Not production, but some services are being tested on production users.
I don't really need pxGrid and ANC, i just want to understand why i cant make it work.
Maybe one day ill try to add one more VM machine and configure it as pxGrid node. This is my last hope.
1) ANC and pxGrid
You can try to set up a lab and see if it works. Do a fresh install and configure ANC. Try without a patch first and if it works, apply patch and try again.
ANC Vs PAP ASCII
Hi,
when i enabled the ANC as per video step by step , adding exception matching policy i have created ,
i faced very strange issue , i am having authorization rule that is matching PAP ASCII traffic for admin users and the result is a profile that gives that user privilege x , after creating the exception policy , all the admins no longer able to access the devices using the aaa radius account , and only works again after i disable the exception rule , any ideas
BR
ANC Vs PAP ASCII
Are you using RADIUS device admin? Can you provide authorization condition for both exception rule and the regular rule down below?
ANC Vs PAP ASCII
yes i am using RADIUS for the network devices , as for the exception policy , i did the exact one as per video , matching ANC policy name and then the result to deny all ,
and the rule that get effects matches only users Group and result to grant them priv level 15
each time i enable the exception policy , the Radius Users no longer able to access the network devices
thanks in advance for your feedback
BR
ANC Vs PAP ASCII
Interesting. Nothing should match the ANC exception rule unless the endpoint MAC address is added to the ANC policy. Does it affect everyone or certain user? What ISE version and patch are you running? If you review RADIUS detail log, does it indicate the endpoint is under an ANC policy?
ANC Vs PAP ASCII
i am running ver 2.0 , the rule does affect all the users in the admin groups , and those who gets denied have different MAC addresses than the ones on the Policy
ANC Vs PAP ASCII
This could be a bug then. You might want to check with Cisco on this one.
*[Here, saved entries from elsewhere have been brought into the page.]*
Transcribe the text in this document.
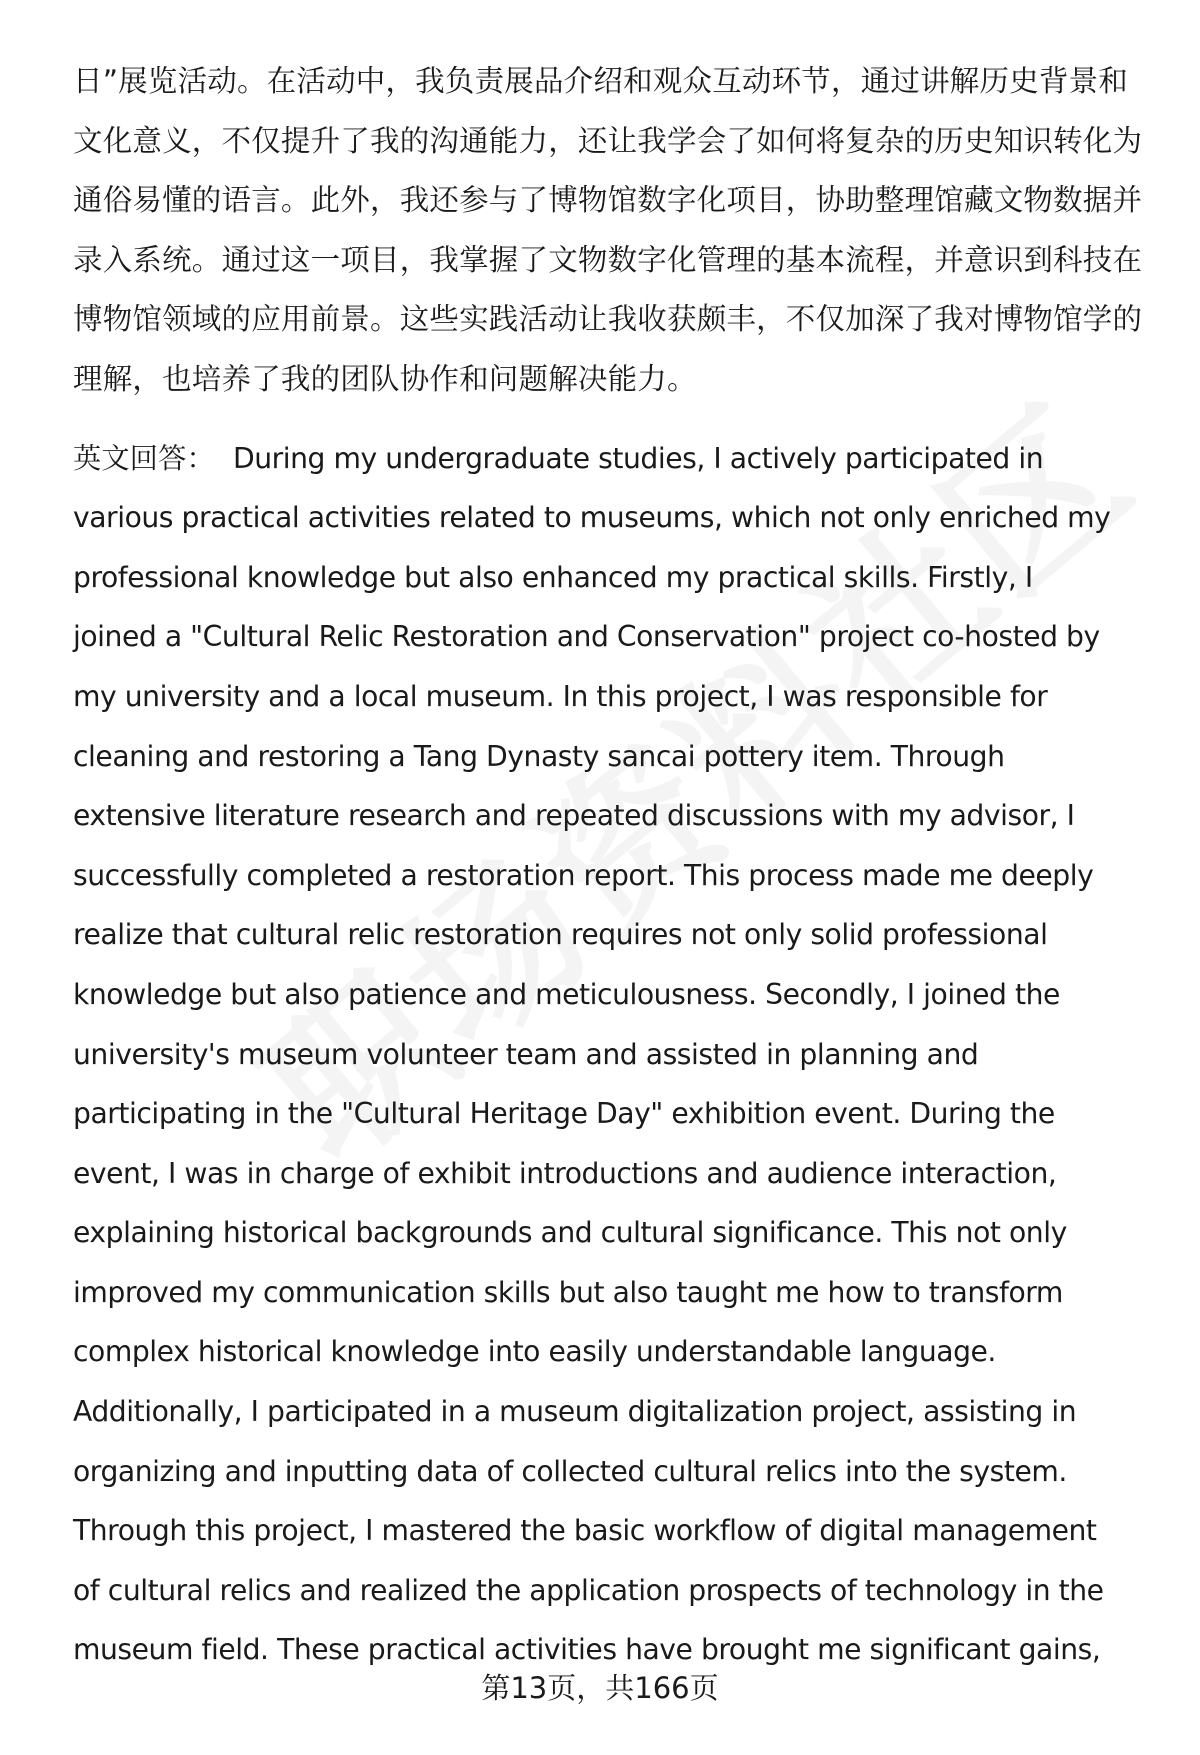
日”展览活动。在活动中，我负责展品介绍和观众互动环节，通过讲解历史背景和
文化意义，不仅提升了我的沟通能力，还让我学会了如何将复杂的历史知识转化为
通俗易懂的语言。此外，我还参与了博物馆数字化项目，协助整理馆藏文物数据并
录入系统。通过这一项目，我掌握了文物数字化管理的基本流程，并意识到科技在
博物馆领域的应用前景。这些实践活动让我收获颇丰，不仅加深了我对博物馆学的
理解，也培养了我的团队协作和问题解决能力。
英文回答： During my undergraduate studies, I actively participated in
various practical activities related to museums, which not only enriched my
professional knowledge but also enhanced my practical skills. Firstly, I
joined a "Cultural Relic Restoration and Conservation" project co-hosted by
my university and a local museum. In this project, I was responsible for
cleaning and restoring a Tang Dynasty sancai pottery item. Through
extensive literature research and repeated discussions with my advisor, I
successfully completed a restoration report. This process made me deeply
realize that cultural relic restoration requires not only solid professional
knowledge but also patience and meticulousness. Secondly, I joined the
university's museum volunteer team and assisted in planning and
participating in the "Cultural Heritage Day" exhibition event. During the
event, I was in charge of exhibit introductions and audience interaction,
explaining historical backgrounds and cultural significance. This not only
improved my communication skills but also taught me how to transform
complex historical knowledge into easily understandable language.
Additionally, I participated in a museum digitalization project, assisting in
organizing and inputting data of collected cultural relics into the system.
Through this project, I mastered the basic workflow of digital management
of cultural relics and realized the application prospects of technology in the
museum field. These practical activities have brought me significant gains,
第13页，共166页
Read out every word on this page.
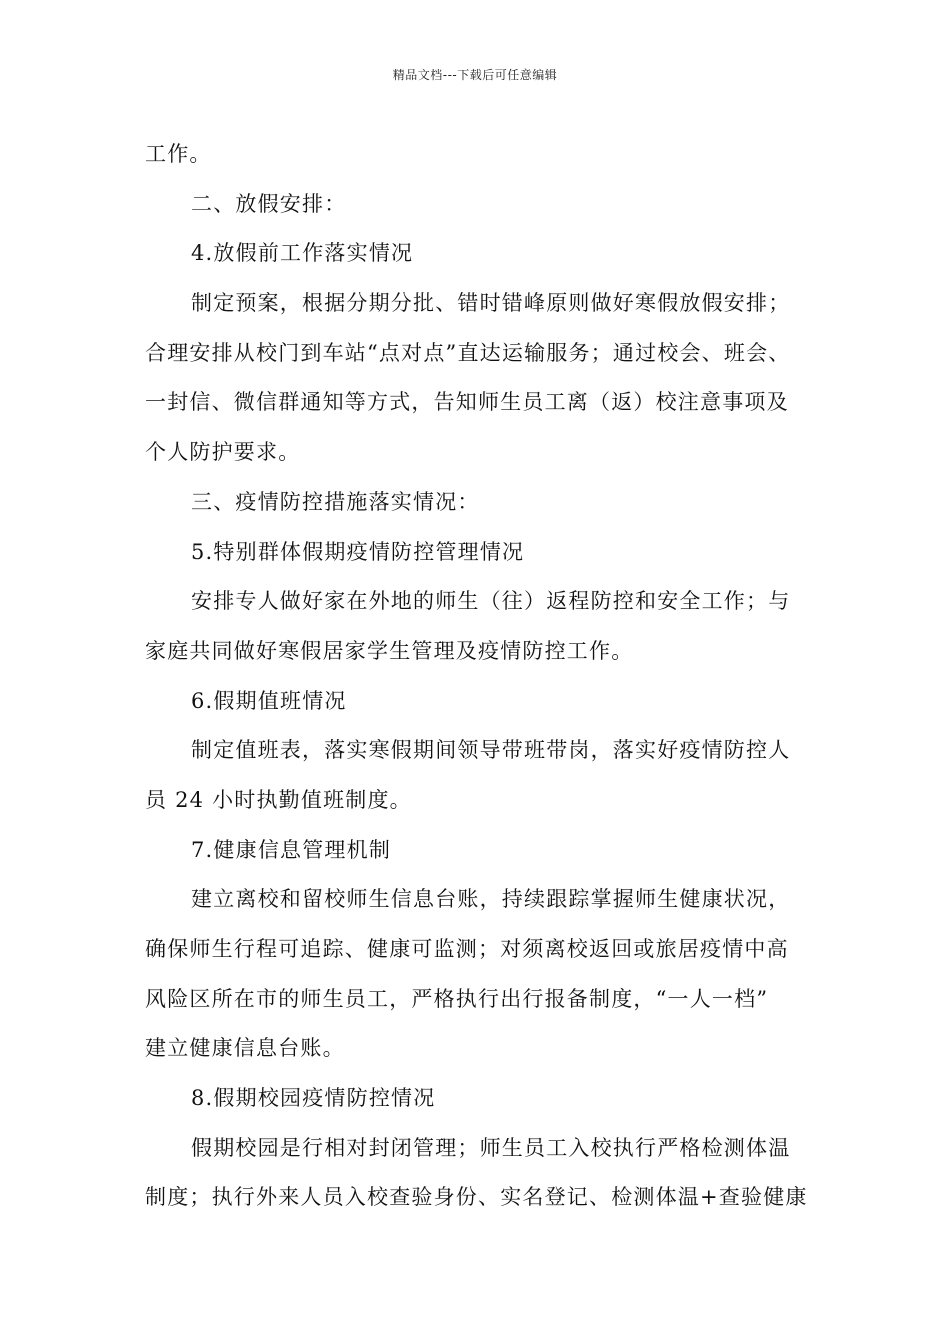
精品文档---下载后可任意编辑
工作。
二、放假安排：
4.放假前工作落实情况
制定预案，根据分期分批、错时错峰原则做好寒假放假安排；
合理安排从校门到车站“点对点”直达运输服务；通过校会、班会、
一封信、微信群通知等方式，告知师生员工离（返）校注意事项及
个人防护要求。
三、疫情防控措施落实情况：
5.特别群体假期疫情防控管理情况
安排专人做好家在外地的师生（往）返程防控和安全工作；与
家庭共同做好寒假居家学生管理及疫情防控工作。
6.假期值班情况
制定值班表，落实寒假期间领导带班带岗，落实好疫情防控人
员 24 小时执勤值班制度。
7.健康信息管理机制
建立离校和留校师生信息台账，持续跟踪掌握师生健康状况，
确保师生行程可追踪、健康可监测；对须离校返回或旅居疫情中高
风险区所在市的师生员工，严格执行出行报备制度，“一人一档”
建立健康信息台账。
8.假期校园疫情防控情况
假期校园是行相对封闭管理；师生员工入校执行严格检测体温
制度；执行外来人员入校查验身份、实名登记、检测体温+查验健康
You might also want consider creating a separate Policy Set just for RADIUS device admin.
ANC Vs PAP ASCII
Hi ,
it worked with the old fashion , that i had configured exception based on EPS flow equal quarantine
but now , but i faced another issue that the remote users at the branches when try to quarantine one of them , it does not work !!
any Ideas
BR
ANC Vs PAP ASCII
So with EPS, you add MAC address to EPS group correct? When you said it did not work for the branch, did it not match the EPS policy and just went through to the auth policies underneath? If so, check RADIUS detail log or endpoint detail and look for the endpoint EPS status.
ANC Vs PAP ASCII
facing same issue with ISE2.2 , are you able to get any solutions ?
ANC Vs PAP ASCII
the problem now is i still need to apply using ANC policy as i will use PX-grid integration , i need to find a solution for the PAP ASCII issue
what do you think
ANC Vs PAP ASCII
Most pxGrid integration used for quarantine today like Firepower and Stealthwatch still use EPs and not ANC. Not saying problem ANC shouldn't be fixed. Something is definitely not working correctly there. You may want to reach out to TAC to get to the root of problem. Worst case, you can also try to separate .1x and Device Admin to two separate Policy Set so they won't interfere with each other.
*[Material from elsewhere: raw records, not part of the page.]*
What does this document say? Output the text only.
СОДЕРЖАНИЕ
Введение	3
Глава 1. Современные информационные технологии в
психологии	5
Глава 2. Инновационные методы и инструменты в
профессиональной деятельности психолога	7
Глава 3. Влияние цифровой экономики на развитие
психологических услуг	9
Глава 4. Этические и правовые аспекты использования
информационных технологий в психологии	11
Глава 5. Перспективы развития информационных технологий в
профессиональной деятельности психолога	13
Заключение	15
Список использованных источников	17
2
Central Web Authentication
Hi, Can we use Central Web Authentication for Wire connect or it only working for wireless connect ?
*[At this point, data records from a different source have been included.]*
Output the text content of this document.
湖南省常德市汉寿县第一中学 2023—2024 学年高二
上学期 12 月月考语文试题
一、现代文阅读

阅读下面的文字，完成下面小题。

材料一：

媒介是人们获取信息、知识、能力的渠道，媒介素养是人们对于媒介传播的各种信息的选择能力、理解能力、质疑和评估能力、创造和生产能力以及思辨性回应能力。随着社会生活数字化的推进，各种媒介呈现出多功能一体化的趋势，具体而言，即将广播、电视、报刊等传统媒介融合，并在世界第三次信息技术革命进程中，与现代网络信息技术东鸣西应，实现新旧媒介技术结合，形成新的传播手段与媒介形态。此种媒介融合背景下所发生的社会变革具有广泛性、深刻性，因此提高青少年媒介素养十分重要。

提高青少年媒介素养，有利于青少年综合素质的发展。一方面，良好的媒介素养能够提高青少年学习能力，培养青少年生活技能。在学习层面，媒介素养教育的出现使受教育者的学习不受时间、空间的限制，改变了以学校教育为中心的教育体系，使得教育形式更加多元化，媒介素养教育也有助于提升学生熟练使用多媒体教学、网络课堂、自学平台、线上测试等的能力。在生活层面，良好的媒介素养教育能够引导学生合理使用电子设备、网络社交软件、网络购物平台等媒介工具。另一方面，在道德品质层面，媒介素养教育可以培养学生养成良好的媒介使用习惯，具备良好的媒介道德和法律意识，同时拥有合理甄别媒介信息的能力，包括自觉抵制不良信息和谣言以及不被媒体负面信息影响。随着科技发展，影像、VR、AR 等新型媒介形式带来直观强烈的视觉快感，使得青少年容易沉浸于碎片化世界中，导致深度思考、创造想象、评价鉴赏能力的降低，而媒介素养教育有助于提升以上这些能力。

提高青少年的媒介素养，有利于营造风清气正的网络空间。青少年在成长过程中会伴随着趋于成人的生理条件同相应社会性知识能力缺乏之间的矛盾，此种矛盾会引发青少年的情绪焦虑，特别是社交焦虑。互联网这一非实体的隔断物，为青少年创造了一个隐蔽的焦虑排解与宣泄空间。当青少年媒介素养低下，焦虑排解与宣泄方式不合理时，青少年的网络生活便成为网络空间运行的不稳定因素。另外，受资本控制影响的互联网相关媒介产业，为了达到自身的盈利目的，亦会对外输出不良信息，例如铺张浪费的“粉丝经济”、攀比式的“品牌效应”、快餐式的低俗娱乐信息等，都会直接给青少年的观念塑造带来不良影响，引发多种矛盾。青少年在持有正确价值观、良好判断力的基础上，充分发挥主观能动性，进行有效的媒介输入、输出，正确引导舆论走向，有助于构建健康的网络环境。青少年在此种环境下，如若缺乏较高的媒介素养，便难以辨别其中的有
Central Web Authentication
Absolutely. As long as you configure the switch properly and send redirect URL from ISE, user should be redirected to the CWA.
ANC with mac not working
i have configure same as shown in video but when give mac address and set action port bounce in Policy List -Endpoint Assignment and issue mac id and port bounce its says Radius Failure.
please help me
ANC with mac not working
This is for wired and not wireless correct? When you check the RADIUS log, do you see failed dynamic authorization. If so, please check the CoA config on the switch and make sure ISE is added to the list with matching secret.